What makes you angry? Have you ever considered what makes that feeling arise? Any qualified therapist will tell you that anger is typically a secondary emotion that hides another more primary emotion. It is often easier to deal with anger than with admitting to suffering from low self-esteem, grief, guilt, etc., and our mind protects us from processing those other more poignant emotions by using anger as a haze.
I have identified the situations that inspire anger to arise in me. I am a creature of habit and do not handle disruptions in my daily schedule (especially at work) well at all. My anxiety immediately kicks in, my chest gets tight, breathing gets rapid, and I can’t think clearly. I begin to panic. Feeling out of control and unsure of the future is awful.
People not responding or acting the way I think they should makes me feel disrespected or taken advantage of. It lowers my self-esteem and compromises my sense of worth. It makes me question our relationship, what I think I know about them, and, consequently, what I think I know about myself.
Feeling impotent is another of my triggers. Often when I’m in an argument I will get so frustrated and emotional that I cannot gather my thoughts and form responses. As a result, my frustration greatly intensifies my anger and overdramatizes the situation. I then make myself even more miserable by later imagining conversations with those people and things I should have said or done differently.
Anger disguises deeper, more specific, less comfortable emotions. Anger is usually directed outward and so allows the angry person to avoid self-reflection and the processing of trauma, confronting of unhealthful coping mechanisms, and acknowledgement of personal weaknesses.

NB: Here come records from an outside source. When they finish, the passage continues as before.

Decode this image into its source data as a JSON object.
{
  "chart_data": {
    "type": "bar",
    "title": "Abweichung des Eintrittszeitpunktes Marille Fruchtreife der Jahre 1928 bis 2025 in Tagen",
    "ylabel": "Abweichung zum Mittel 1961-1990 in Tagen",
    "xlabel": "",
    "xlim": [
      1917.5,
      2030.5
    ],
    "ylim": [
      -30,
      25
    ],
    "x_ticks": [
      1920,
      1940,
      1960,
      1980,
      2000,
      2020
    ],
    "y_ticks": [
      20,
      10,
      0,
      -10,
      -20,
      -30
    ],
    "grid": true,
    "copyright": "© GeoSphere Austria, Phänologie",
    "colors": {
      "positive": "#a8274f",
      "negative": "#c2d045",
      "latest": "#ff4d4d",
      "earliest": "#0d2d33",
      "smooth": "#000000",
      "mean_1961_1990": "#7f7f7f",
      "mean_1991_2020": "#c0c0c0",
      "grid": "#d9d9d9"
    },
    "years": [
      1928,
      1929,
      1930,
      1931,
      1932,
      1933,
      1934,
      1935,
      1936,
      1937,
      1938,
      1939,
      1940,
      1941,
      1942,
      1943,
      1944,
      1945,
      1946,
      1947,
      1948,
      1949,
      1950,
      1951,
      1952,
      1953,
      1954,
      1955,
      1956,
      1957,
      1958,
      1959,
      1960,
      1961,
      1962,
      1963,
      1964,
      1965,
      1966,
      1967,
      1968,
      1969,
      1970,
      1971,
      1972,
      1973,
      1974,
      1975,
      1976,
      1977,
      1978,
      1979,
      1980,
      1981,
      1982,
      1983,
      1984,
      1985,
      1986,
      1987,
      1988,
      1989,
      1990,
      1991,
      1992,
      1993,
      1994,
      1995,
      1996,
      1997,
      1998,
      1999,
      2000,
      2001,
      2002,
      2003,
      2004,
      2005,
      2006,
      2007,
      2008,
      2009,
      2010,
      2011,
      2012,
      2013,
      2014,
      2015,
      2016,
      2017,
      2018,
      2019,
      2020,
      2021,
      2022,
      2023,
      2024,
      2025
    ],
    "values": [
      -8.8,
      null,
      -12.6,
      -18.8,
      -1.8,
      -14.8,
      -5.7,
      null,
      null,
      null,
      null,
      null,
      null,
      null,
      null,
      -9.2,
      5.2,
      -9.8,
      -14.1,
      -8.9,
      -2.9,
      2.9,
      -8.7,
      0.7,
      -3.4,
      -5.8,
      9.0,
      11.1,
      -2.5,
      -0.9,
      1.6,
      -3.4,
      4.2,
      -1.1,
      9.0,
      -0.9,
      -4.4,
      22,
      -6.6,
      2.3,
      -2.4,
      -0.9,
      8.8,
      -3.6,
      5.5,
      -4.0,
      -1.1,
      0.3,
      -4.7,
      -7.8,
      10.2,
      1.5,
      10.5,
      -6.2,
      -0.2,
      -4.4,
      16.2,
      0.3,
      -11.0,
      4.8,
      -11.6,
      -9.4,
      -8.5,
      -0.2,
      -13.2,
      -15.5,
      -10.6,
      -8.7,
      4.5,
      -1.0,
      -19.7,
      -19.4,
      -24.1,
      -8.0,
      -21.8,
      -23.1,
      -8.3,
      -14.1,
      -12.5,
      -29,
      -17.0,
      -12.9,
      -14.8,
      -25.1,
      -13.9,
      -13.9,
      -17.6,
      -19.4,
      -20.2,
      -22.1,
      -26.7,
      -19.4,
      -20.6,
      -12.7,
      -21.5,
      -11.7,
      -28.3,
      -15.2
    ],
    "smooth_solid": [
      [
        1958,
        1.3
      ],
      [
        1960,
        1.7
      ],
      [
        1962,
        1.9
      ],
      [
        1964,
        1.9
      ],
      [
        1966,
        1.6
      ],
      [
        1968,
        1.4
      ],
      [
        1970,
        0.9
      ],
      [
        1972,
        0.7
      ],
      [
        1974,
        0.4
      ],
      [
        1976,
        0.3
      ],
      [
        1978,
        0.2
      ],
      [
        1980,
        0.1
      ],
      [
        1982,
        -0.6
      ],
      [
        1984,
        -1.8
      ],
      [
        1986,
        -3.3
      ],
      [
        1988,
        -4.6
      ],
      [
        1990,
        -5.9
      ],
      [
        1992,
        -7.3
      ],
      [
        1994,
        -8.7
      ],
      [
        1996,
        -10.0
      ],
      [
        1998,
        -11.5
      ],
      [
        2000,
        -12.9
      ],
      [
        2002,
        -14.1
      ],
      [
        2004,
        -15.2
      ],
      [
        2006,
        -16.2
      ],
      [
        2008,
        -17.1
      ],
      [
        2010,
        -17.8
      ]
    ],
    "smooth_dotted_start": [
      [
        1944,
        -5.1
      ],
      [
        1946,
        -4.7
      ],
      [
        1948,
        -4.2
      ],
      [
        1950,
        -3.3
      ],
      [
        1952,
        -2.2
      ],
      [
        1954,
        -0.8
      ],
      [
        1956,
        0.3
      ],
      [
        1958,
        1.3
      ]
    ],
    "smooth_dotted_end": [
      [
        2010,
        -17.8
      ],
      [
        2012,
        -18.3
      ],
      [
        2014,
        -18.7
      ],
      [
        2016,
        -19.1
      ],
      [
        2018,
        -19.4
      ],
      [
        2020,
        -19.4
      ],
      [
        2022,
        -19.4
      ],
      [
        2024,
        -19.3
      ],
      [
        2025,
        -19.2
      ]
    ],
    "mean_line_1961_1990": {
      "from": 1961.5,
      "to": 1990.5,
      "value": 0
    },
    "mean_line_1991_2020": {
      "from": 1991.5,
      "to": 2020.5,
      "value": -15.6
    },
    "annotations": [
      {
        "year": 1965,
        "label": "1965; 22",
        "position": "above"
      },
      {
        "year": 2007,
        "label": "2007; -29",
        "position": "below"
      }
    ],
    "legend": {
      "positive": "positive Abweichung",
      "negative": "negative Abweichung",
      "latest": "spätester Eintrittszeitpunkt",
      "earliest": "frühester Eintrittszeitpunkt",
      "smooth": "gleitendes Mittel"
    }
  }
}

Ultimately, anger isn’t the problem. Nor is it organic or healthy, the way primary emotions are at pinpointing what is wrong and what we need to focus on fixing to live a happy, healthy existence. It’s an unhealthful coping mechanism used as a way of avoiding acknowledging what actually is the problem — in my case, my lack of self-love, my need to always be in control, and my fear of making mistakes. Anger, when handled correctly, is a catalyst for introspection. The most enlightened and brave of us are those people who are able to use the anger, look past it, and ask of ourselves the honesty, effort, and vulnerability that is required for transformative inner work.

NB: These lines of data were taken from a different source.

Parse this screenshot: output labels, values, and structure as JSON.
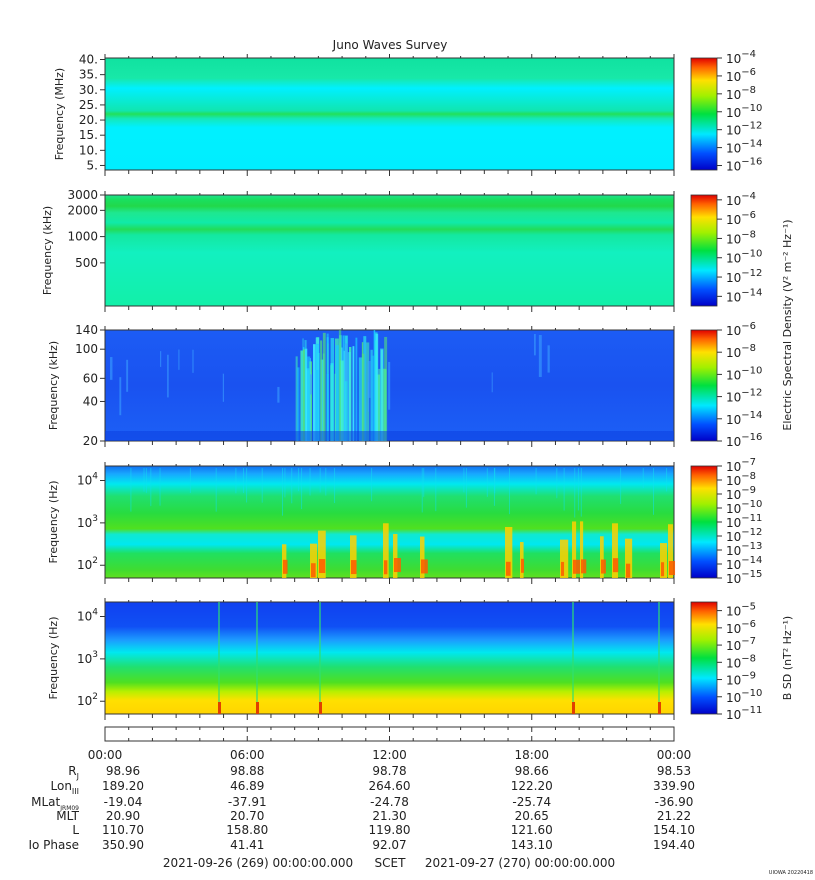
{
  "chart_data": {
    "type": "heatmap",
    "title": "Juno Waves Survey",
    "footer": {
      "start": "2021-09-26 (269) 00:00:00.000",
      "mid": "SCET",
      "end": "2021-09-27 (270) 00:00:00.000"
    },
    "credit": "UIOWA 20220418",
    "colorbar_labels": {
      "e_field": "Electric Spectral Density (V² m⁻² Hz⁻¹)",
      "b_field": "B SD (nT² Hz⁻¹)"
    },
    "panels": [
      {
        "name": "high-frequency",
        "ylabel": "Frequency (MHz)",
        "yscale": "linear",
        "ylim": [
          3.5,
          40.5
        ],
        "yticks": [
          {
            "value": 5,
            "label": "5."
          },
          {
            "value": 10,
            "label": "10."
          },
          {
            "value": 15,
            "label": "15."
          },
          {
            "value": 20,
            "label": "20."
          },
          {
            "value": 25,
            "label": "25."
          },
          {
            "value": 30,
            "label": "30."
          },
          {
            "value": 35,
            "label": "35."
          },
          {
            "value": 40,
            "label": "40."
          }
        ],
        "colorbar": {
          "min_exp": -16.5,
          "max_exp": -4,
          "ticks": [
            -16,
            -14,
            -12,
            -10,
            -8,
            -6,
            -4
          ]
        }
      },
      {
        "name": "mid-frequency",
        "ylabel": "Frequency (kHz)",
        "yscale": "log",
        "ylim": [
          160,
          3000
        ],
        "yticks": [
          {
            "value": 500,
            "label": "500"
          },
          {
            "value": 1000,
            "label": "1000"
          },
          {
            "value": 2000,
            "label": "2000"
          },
          {
            "value": 3000,
            "label": "3000"
          }
        ],
        "colorbar": {
          "min_exp": -15,
          "max_exp": -3.5,
          "ticks": [
            -14,
            -12,
            -10,
            -8,
            -6,
            -4
          ]
        }
      },
      {
        "name": "low-mid-frequency",
        "ylabel": "Frequency (kHz)",
        "yscale": "log",
        "ylim": [
          20,
          140
        ],
        "yticks": [
          {
            "value": 20,
            "label": "20"
          },
          {
            "value": 40,
            "label": "40"
          },
          {
            "value": 60,
            "label": "60"
          },
          {
            "value": 100,
            "label": "100"
          },
          {
            "value": 140,
            "label": "140"
          }
        ],
        "colorbar": {
          "min_exp": -16,
          "max_exp": -6,
          "ticks": [
            -16,
            -14,
            -12,
            -10,
            -8,
            -6
          ]
        }
      },
      {
        "name": "low-frequency-e",
        "ylabel": "Frequency (Hz)",
        "yscale": "log",
        "ylim": [
          50,
          22000
        ],
        "yticks": [
          {
            "value": 100,
            "label": "10",
            "sup": "2"
          },
          {
            "value": 1000,
            "label": "10",
            "sup": "3"
          },
          {
            "value": 10000,
            "label": "10",
            "sup": "4"
          }
        ],
        "colorbar": {
          "min_exp": -15,
          "max_exp": -7,
          "ticks": [
            -15,
            -14,
            -13,
            -12,
            -11,
            -10,
            -9,
            -8,
            -7
          ]
        }
      },
      {
        "name": "low-frequency-b",
        "ylabel": "Frequency (Hz)",
        "yscale": "log",
        "ylim": [
          50,
          22000
        ],
        "yticks": [
          {
            "value": 100,
            "label": "10",
            "sup": "2"
          },
          {
            "value": 1000,
            "label": "10",
            "sup": "3"
          },
          {
            "value": 10000,
            "label": "10",
            "sup": "4"
          }
        ],
        "colorbar": {
          "min_exp": -11,
          "max_exp": -4.5,
          "ticks": [
            -11,
            -10,
            -9,
            -8,
            -7,
            -6,
            -5
          ]
        }
      }
    ],
    "time_axis": {
      "xlim_hours": [
        0,
        24
      ],
      "ticks_hours": [
        0,
        6,
        12,
        18,
        24
      ],
      "tick_labels": [
        "00:00",
        "06:00",
        "12:00",
        "18:00",
        "00:00"
      ]
    },
    "ephemeris": [
      {
        "label": "R",
        "sub": "J",
        "values": [
          "98.96",
          "98.88",
          "98.78",
          "98.66",
          "98.53"
        ]
      },
      {
        "label": "Lon",
        "sub": "III",
        "values": [
          "189.20",
          "46.89",
          "264.60",
          "122.20",
          "339.90"
        ]
      },
      {
        "label": "MLat",
        "sub": "JRM09",
        "values": [
          "-19.04",
          "-37.91",
          "-24.78",
          "-25.74",
          "-36.90"
        ]
      },
      {
        "label": "MLT",
        "sub": "",
        "values": [
          "20.90",
          "20.70",
          "21.30",
          "20.65",
          "21.22"
        ]
      },
      {
        "label": "L",
        "sub": "",
        "values": [
          "110.70",
          "158.80",
          "119.80",
          "121.60",
          "154.10"
        ]
      },
      {
        "label": "Io Phase",
        "sub": "",
        "values": [
          "350.90",
          "41.41",
          "92.07",
          "143.10",
          "194.40"
        ]
      }
    ]
  }
}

It’s amazing the immediate release I feel when I make my anger trigger deeper introspection instead of just more blind rage. It feels like such a triumph to pinpoint the emotion my anger is concealing and calmly confront myself with the knowledge that there’s more going on than me just being angry. And, weirdly, considering those deeper emotions and their origins usually makes me feel calmer. It’s as though my inner self is telling me I need to do the hard work of learning to become self-aware before I can ever find peace or contentment.
I notice I often excuse my anger as righteous. If I am angry about an injustice, I feel justified in allowing myself the anger. However, anger itself is not helpful. Logical thinking, planning, and knowledge are more helpful to foster positive change than pure anger. Anger is disempowering, chaotic, and counterproductive, while self-awareness is empowering, peace-inducing, and change-making.